L’ambito delle decisioni, stretto tra “preferenze” professionali e equilibri politici, ha talmente messo in difficoltà il cavalcante Bucci da fargli proporre il varo dei sottosegretari, figure intermedie tra i consiglieri di maggioranza e gli assessori. Una scelta che alcune regioni hanno già adottato, ma per le quali ci vuole una legge regionale, quindi tempi lunghi.
“Ma le deleghe sono troppe e il numero degli assessori troppo ridotto!”, tempesta il presidente-doge che urla di dover mettere al lavoro subito su tanti fronti.
E Andrea Orlando il suo rivale sconfitto gli ribatte: “Altro che sottosegretari, qui ci vogliono medici e infermieri….”
Il piglio di Bucci mette indirettamente in discussione i nove anni precedenti, nei quali aveva governato Giovanni Toti, oggi appiedato politicamente e ancora in attesa della conferma al suo patteggiamento, che il Tribunale deve approvare nella misura di 1500 ore di servizi sociali.
Questa cifra è destinata ad aumentare per una nuova accusa che l’imputato patteggiante ha dovuto fronteggiare. E’ cambiato anche il servizio che Toti dovrà svolgere, non più nel parco delle Cinque Terre, soluzione vicina a casa, ma nel reparto oncologico dell’Ospedale di San Martino. La prima soluzione non era stata ritenuta valida per ragioni tecniche.
Con il porto semiparalizzato dalla mancanza di un presidente “pieno” oramai da troppo tempo e la battaglia per le concessioni incominciata sulla scia dello scandalo giudiziario e non solo, tutti gli asset genovesi sono come in bilico, in un clima da campagna elettorale permanente.
Quella per il nuovo sindaco è, appunto, cominciata già, in modo quasi esplosivo con le mosse di Bucci e gli appoggi a Picciocchi, ma anche con le contese che il Pd sta già affrontando per scegliere il candidato.
Mentre Andrea Orlando, sconfitto alle Regionali, ma portatore indiretto di un successo nel voto genovese, tentenna ancora sulla sua decisione, incerta se restare in Liguria e fare il capo dell’opposizione in Regione contro Bucci o tornare a Roma al suo seggio parlamentare e al suo ruolo, non secondario, nel partito, si sfoglia già la margherita per la scelta, che da decenni oramai i dem e la sinistra larga o stretta non azzeccano più.
Ci sono alcuni giovani rampanti e anche vincenti nelle elezioni regionali che possono aspirare, come Sanna e Romeo, a correre per conquistare finalmente Genova.
Ma non hanno il pieno appoggio del partito e della sinistra più in generale che vorrebbe passare attraverso le Primarie.
Così è aperta la caccia al candidato civico- esterno, per altro introvabile, o come è avvenuto in Regione al leader storico.
Si fa il nome di Roberta Pinotti, ex parlamentare di lungo corso e ex ministra della Difesa, ritiratasi da due anni, ma sempre attiva soprattutto in campo internazionale.

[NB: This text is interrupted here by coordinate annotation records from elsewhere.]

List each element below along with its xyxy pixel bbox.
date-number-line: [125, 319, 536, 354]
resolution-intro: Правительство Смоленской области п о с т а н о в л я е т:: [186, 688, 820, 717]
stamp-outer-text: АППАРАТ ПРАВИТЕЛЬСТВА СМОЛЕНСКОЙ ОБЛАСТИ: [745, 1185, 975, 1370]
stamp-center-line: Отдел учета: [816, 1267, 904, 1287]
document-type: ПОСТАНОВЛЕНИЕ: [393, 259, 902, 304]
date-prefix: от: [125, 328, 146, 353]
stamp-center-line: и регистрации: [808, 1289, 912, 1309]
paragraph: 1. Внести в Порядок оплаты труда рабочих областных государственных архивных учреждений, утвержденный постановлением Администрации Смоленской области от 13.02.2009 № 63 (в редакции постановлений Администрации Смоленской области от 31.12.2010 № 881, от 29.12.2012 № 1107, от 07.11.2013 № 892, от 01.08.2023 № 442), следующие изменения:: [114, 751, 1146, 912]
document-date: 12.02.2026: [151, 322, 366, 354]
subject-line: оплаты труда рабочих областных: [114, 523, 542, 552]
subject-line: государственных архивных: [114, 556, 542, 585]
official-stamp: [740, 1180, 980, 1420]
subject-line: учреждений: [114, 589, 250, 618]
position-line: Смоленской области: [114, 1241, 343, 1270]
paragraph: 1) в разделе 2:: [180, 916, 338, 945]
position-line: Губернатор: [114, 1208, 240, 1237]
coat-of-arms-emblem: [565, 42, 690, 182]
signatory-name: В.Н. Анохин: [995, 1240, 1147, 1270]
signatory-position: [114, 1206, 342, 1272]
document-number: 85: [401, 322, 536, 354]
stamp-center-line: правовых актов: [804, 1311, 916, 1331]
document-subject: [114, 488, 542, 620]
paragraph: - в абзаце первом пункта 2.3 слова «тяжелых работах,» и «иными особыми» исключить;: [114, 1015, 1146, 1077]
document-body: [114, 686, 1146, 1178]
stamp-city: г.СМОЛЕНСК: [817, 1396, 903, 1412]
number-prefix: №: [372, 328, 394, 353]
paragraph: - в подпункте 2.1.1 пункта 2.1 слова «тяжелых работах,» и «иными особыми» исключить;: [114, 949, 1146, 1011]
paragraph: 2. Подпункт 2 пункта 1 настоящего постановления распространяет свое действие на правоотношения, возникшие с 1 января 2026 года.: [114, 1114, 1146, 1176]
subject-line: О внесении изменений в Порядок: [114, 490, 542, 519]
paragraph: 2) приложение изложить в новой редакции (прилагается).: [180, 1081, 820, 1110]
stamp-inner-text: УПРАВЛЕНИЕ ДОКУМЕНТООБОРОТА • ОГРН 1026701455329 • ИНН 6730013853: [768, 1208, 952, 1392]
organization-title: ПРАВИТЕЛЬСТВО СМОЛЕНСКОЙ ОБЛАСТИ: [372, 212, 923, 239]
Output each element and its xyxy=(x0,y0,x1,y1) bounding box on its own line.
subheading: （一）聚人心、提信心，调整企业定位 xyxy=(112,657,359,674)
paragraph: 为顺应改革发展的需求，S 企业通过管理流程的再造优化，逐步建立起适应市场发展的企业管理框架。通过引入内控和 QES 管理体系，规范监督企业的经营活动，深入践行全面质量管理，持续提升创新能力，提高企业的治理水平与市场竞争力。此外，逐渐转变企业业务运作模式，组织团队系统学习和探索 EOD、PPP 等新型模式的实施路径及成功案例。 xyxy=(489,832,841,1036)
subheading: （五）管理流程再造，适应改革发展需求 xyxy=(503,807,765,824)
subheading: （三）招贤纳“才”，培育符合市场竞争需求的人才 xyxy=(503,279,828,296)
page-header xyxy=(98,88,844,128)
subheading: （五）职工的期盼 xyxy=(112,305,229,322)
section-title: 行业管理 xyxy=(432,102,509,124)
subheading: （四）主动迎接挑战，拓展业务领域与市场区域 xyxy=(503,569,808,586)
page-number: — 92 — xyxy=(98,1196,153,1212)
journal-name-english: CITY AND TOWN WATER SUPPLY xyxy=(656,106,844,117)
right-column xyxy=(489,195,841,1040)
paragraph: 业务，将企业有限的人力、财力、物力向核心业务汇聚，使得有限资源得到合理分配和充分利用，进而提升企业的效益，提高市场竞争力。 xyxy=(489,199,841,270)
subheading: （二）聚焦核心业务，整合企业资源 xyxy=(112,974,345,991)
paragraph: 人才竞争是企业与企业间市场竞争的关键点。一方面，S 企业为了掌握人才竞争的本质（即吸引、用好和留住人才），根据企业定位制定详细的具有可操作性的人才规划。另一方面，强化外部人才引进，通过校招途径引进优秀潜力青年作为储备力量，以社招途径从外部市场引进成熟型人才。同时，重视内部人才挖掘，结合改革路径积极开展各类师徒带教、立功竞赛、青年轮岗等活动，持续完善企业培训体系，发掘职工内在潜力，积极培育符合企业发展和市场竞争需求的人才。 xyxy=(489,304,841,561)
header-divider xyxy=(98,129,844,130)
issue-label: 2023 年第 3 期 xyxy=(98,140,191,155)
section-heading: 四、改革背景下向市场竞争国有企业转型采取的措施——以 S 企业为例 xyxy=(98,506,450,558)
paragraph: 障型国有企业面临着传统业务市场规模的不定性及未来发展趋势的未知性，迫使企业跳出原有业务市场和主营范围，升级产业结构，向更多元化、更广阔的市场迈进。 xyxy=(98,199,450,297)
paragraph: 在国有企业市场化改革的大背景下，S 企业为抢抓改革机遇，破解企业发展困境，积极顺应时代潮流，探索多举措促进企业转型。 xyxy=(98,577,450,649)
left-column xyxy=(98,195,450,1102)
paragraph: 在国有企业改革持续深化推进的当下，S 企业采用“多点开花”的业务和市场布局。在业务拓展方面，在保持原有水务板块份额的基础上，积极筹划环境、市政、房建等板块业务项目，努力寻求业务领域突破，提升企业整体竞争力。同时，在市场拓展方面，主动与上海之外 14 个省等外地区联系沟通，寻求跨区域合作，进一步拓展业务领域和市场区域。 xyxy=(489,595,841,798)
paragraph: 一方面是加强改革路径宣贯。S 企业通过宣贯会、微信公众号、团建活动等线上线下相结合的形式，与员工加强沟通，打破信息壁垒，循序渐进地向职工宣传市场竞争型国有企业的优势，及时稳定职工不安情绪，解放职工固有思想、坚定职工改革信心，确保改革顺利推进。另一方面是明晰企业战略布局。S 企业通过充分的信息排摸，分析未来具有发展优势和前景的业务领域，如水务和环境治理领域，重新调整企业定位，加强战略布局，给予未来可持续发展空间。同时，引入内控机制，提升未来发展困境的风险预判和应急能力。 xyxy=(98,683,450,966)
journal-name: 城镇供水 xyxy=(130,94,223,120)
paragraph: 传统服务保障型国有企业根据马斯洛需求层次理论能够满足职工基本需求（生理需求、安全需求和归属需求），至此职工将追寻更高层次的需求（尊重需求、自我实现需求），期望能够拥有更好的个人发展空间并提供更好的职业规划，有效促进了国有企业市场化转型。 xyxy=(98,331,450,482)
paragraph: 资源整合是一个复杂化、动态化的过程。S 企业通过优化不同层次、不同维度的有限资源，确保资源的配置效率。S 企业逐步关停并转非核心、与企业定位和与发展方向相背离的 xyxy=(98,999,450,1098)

E’ una genovese doc, di Sampierdarena, con molte relazioni, ma non sembra convinta di scendere in campo.
Intanto su tutto regna il doge-presidente- sindaco -commissario Marco Bucci, che fa di tutto per non far perdere alla sua parte il Comune, che continua considerare il suo territorio, zeppo di opere da lui fatte decollare, alcune in itinere, altre un po’ insabbiate.
Almeno per qualche settimana nessuno nella storia ha avuto il suo potere. Forse solo quando sulla Liguria e non solo regnavano i Savoia, che i genovesi non hanno mai digerito.